Janina Kutyn: It really depends on what Apple's vision is for SwiftUI and UIKit, right? If Apple decides that SwiftUI is basically the future and how they envision all apps to be done, and they ported all of their system apps to it and they started deprecating UIKit, then yes, UIKit will die. But if that's not what Apple's envisioning, if Apple thinks that these are two perfectly valid tools that we should all keep using, and it depends on the case, then no, UIKit will not die. And I have no idea what Apple is thinking about these two frameworks in the future.

“I don't think for a moment that the UIKit folks are sort of standing there waiting for SwiftUI to catch up. They're working on the next cool thing.”

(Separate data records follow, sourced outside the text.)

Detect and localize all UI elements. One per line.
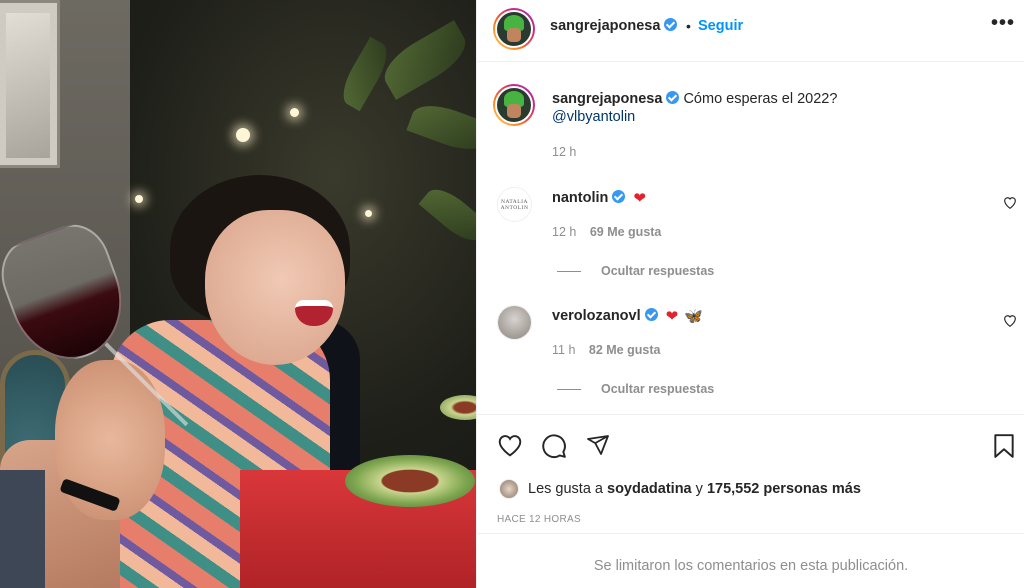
comments-limited-notice: Se limitaron los comentarios en esta pub… <box>593 558 909 574</box>
comment-meta: 12 h 69 Me gusta <box>552 225 661 239</box>
separator-dot: • <box>686 18 691 34</box>
natalia-antolin-logo: NATALIA ANTOLIN <box>498 188 531 221</box>
comment-time[interactable]: 11 h <box>552 343 575 357</box>
comment-likes[interactable]: 82 Me gusta <box>589 343 661 357</box>
photo-leaf <box>418 181 476 249</box>
like-comment-heart-icon[interactable] <box>1003 314 1017 330</box>
like-comment-heart-icon[interactable] <box>1003 196 1017 212</box>
author-avatar[interactable] <box>493 8 535 50</box>
save-bookmark-icon[interactable] <box>993 433 1015 464</box>
comment: nantolin ❤ <box>552 188 646 209</box>
caption-text: Cómo esperas el 2022? <box>683 91 838 107</box>
comment-likes[interactable]: 69 Me gusta <box>590 225 662 239</box>
comment-username[interactable]: verolozanovl <box>552 308 641 324</box>
verified-badge-icon <box>612 190 626 203</box>
author-username[interactable]: sangrejaponesa <box>550 18 678 34</box>
likes-connector: y <box>695 481 703 497</box>
photo-leaf <box>406 97 476 158</box>
red-heart-emoji: ❤ <box>633 190 646 207</box>
comment-meta: 11 h 82 Me gusta <box>552 343 660 357</box>
verified-badge-icon <box>644 308 658 321</box>
photo-sleeve <box>0 470 45 588</box>
likes-user[interactable]: soydadatina <box>607 481 692 497</box>
verified-badge-icon <box>666 91 680 104</box>
photo-light <box>365 210 372 217</box>
likes-summary: Les gusta a soydadatina y 175,552 person… <box>528 481 861 497</box>
caption-mention-link[interactable]: @vlbyantolin <box>552 109 635 125</box>
comment-time[interactable]: 12 h <box>552 225 576 239</box>
likes-prefix: Les gusta a <box>528 481 603 497</box>
photo-light <box>236 128 250 142</box>
comment-bubble-icon[interactable] <box>541 433 567 464</box>
verified-badge-icon <box>664 18 678 31</box>
comment-avatar-verolozanovl[interactable] <box>497 305 532 340</box>
photo-wall-frame <box>0 0 60 168</box>
author-username-text[interactable]: sangrejaponesa <box>550 18 660 34</box>
post-side-panel: sangrejaponesa • Seguir ••• sangrejapone… <box>476 0 1024 588</box>
post-photo[interactable] <box>0 0 476 588</box>
caption-author-avatar[interactable] <box>493 84 535 126</box>
replies-line <box>557 271 581 272</box>
caption: sangrejaponesa Cómo esperas el 2022? <box>552 89 837 109</box>
post-time-ago[interactable]: HACE 12 HORAS <box>497 514 581 525</box>
comment-avatar-nantolin[interactable]: NATALIA ANTOLIN <box>497 187 532 222</box>
butterfly-emoji: 🦋 <box>684 308 703 325</box>
photo-plate <box>440 395 476 420</box>
comment-username[interactable]: nantolin <box>552 190 608 206</box>
caption-author[interactable]: sangrejaponesa <box>552 91 662 107</box>
hide-replies-button[interactable]: Ocultar respuestas <box>601 382 714 396</box>
photo-face <box>205 210 345 365</box>
share-send-icon[interactable] <box>585 433 611 462</box>
follow-button[interactable]: Seguir <box>698 18 743 34</box>
comment: verolozanovl ❤ 🦋 <box>552 306 703 327</box>
likes-count[interactable]: 175,552 personas más <box>707 481 861 497</box>
hide-replies-button[interactable]: Ocultar respuestas <box>601 264 714 278</box>
comments-footer: Se limitaron los comentarios en esta pub… <box>477 533 1024 588</box>
more-options-icon[interactable]: ••• <box>991 12 1015 35</box>
likes-user-avatar[interactable] <box>499 479 519 499</box>
red-heart-emoji: ❤ <box>665 308 679 325</box>
like-heart-icon[interactable] <box>497 433 523 462</box>
photo-light <box>290 108 299 117</box>
photo-leaf <box>376 20 474 100</box>
caption-time[interactable]: 12 h <box>552 145 576 159</box>
photo-plate <box>345 455 475 507</box>
replies-line <box>557 389 581 390</box>
post-header: sangrejaponesa • Seguir ••• <box>477 0 1024 62</box>
photo-light <box>135 195 143 203</box>
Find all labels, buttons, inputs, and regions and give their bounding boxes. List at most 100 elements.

Paul Hudson: No one knows. Hopefully, Apple know, but no one else outside of Apple really has a first clue at this point because... If I want to do a macOS app, am I using AppKit? Am I using SwiftUI? Am I using UIKit and Catalyst? I just don't know anymore. I'd choose SwiftUI because I'm a simpleton. I like thinking in one track at a time. But AppKit's a fantastic technology with so many power features that you can't do with SwiftUI right now.

So you wrap that thing, wrap this other thing, wrap this third thing, and you end up wrapping large chunks of AppKit to get where you want to be. Could have just started AppKit in the first place, you know?